Basal cell carcinoma Flashcards
What are the clinical features of the lesion?
- Shiny pearly nodule
- Surface crust
- Ulceration
- Surface telangiectasia
- Pigmented lesion
The lesion is a shiny pearly nodule with prominent blood vessels on the surface called telangiectasia.
What is the diagnosis?
- Squamous cell carcinoma
- Basal cell carcinoma
- Bowen’s disease
- Dermatofibroma
- Epidermoid cyst
This is a nodular basal cell carcinoma with a typical shiny, pearly appearance and surface telangiectasia. Ulceration may occur in larger lesions but is not seen here. Surface crust typically occurs on ulcerated lesions. This lesion is flesh coloured, not pigmented.
What is the optimal treatment?
- Surgical excision
- Radiotherapy
- Cryotherapy
- Curettage and cautery
Surgical excision with a 3-4 mm margin is the gold standard to clear the tumour.
Should the patient be instructed to stop his Aspirin 10 days prior to surgery?
Aspirin is routinely stopped prior to skin surgery unless there is a good reason not to in terms of thromboembolic risk.
What are the high risk areas for complication of basal cell carcinoma? (4)
- Around the eyes
- Lips
- Nasolabial folds
- Around the ear canal
- Posterior auricular sulcus
- Around the eyes
- Nasolabial folds
- Around the ear canal
- Posterior auricular sulcus
The central face and behind the ears are danger areas. BCC at embryological fusion lines may invade deeply making the risk of recurrence higher. Excision of tumour with clear margins is necessary in these areas.
This non-healing solitary lesion (image below) has been slowly expanding on the trunk of a 70-year-old man for 3 years. What is the diagnosis?
- Superficial BCC
- Psoriasis
- Tinea corporis
- Bowens disease
Superficial BCC
This type of BCC presents as a red scaly plaque. A rolled edge/ pearly border is sometimes discernible.
You might be worried about a melanoma within this lesion - although it could just be blood.
Define basal cell carcinoma.
Commonest form of skin malignancy, related to sun exposure.
BCC has also been known as basal cell epithelioma, reflecting the fact that this neoplasm infrequently metastasises. It can be locally aggressive, but rarely metastasises.
What is the aetiology of basal cell carcinoma?
Repetitive and frequent sun exposure, as ultraviolet (UV) radiation induces DNA damage in keratinocytes - particularly 290-320nm wavelength
Other RFs: photosensitizing pitch, tar and arsenic.
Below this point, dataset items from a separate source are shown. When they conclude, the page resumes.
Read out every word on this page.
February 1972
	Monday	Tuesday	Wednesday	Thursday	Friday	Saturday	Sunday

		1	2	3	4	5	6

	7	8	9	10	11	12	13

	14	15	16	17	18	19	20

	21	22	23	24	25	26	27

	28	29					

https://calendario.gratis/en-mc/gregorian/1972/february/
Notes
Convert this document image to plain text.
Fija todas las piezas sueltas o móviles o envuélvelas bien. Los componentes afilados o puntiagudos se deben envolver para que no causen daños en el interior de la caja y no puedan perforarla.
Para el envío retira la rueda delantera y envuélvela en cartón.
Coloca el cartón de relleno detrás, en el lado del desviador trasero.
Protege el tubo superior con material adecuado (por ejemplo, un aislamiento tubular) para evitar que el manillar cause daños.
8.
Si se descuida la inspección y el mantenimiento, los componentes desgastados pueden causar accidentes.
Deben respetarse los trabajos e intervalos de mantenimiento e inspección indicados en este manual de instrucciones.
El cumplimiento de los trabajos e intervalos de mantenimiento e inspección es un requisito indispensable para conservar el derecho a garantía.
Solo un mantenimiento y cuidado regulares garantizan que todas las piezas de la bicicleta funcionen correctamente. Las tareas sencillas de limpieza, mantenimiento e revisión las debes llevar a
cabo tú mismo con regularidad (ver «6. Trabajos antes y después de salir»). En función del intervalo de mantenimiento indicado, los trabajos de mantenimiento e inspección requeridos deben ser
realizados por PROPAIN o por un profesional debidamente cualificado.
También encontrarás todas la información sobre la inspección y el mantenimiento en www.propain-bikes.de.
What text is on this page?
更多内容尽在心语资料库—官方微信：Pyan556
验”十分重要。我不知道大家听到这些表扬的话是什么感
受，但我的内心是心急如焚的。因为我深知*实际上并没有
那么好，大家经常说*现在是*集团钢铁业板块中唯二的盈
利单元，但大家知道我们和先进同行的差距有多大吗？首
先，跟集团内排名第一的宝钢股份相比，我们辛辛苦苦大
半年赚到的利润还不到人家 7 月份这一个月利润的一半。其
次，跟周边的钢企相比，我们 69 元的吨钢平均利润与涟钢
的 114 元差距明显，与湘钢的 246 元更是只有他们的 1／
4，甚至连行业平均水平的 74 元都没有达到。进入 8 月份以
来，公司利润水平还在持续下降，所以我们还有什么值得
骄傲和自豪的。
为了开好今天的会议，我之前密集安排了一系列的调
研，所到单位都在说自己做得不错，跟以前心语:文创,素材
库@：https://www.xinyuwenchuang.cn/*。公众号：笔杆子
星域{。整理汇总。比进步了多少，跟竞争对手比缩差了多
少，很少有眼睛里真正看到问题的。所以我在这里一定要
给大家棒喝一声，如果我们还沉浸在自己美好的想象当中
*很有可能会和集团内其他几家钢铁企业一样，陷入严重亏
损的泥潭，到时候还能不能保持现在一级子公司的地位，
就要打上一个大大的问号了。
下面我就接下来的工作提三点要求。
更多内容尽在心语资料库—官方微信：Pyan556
What is the pathophysiology of BCC?
- Basal cells grow in well-defines aggregates invading the dermis with the outer layer of cells arranges in palisades.
- Probably p53 gene mutation and aberrant activation of sonic hedgehog signalling cascade.
- Mitotic and apoptotic bodies seen
- Growth rate is slow, but steady and insidious
- Does not metastasize but has ability to invade and destroy local tissues.
What are the risk factors for BCC?
- UV radiation - mostly 290-320 nm wavelength UV (sunburn wavelength)
- sun exposure
- X-ray exposure
- arsenic exposure - in contaminated water
- xeroderma pigmentosum
- basal cell naevus syndrome (Gorlin-Goltz syndrome)- autosomal dominant inheritance
- transplant patients
What is xeroderma pigmentosum?
An inborn error of DNA-repair mechanisms predisposes patients who suffer from this genetic defect to develop early skin ageing, innumerable BCCs, SCCs, and sometimes a melanoma
What are the signs and symptoms of BCC?
- Papules associated with telangiectasias
- Plaques, nodules, tumours with rolled borders
- Small crusts and non-healing wounds
- Non-healing scabs
- Pearly papules or plaques
All characteristic of BCC.
How is BCC diagnosed?
Biopsy for dermatohistopathology - shave or punch biopsy. Or diagnosis and treatment at same time if lesion is small.
What are these?
TL - Bowen’s disease - early form of skin cancer that is easily treatable. Main sign is red, scaly, patch on the skin. Easy to miss.
BL - SCC
TR - epidermoid cyst - smelly, yellow keratin material would come out if squeezed
BR - dermatofibrome - common benign lesion, usually due to bite or trauma where there is overreaction of the immune system causing hyperpigmenttaion and dimpling if squeezed.
Can a GP remove a BCC?
Only if accredited and part of an MDT; only if below the neck and if they do a certain number of removals a year.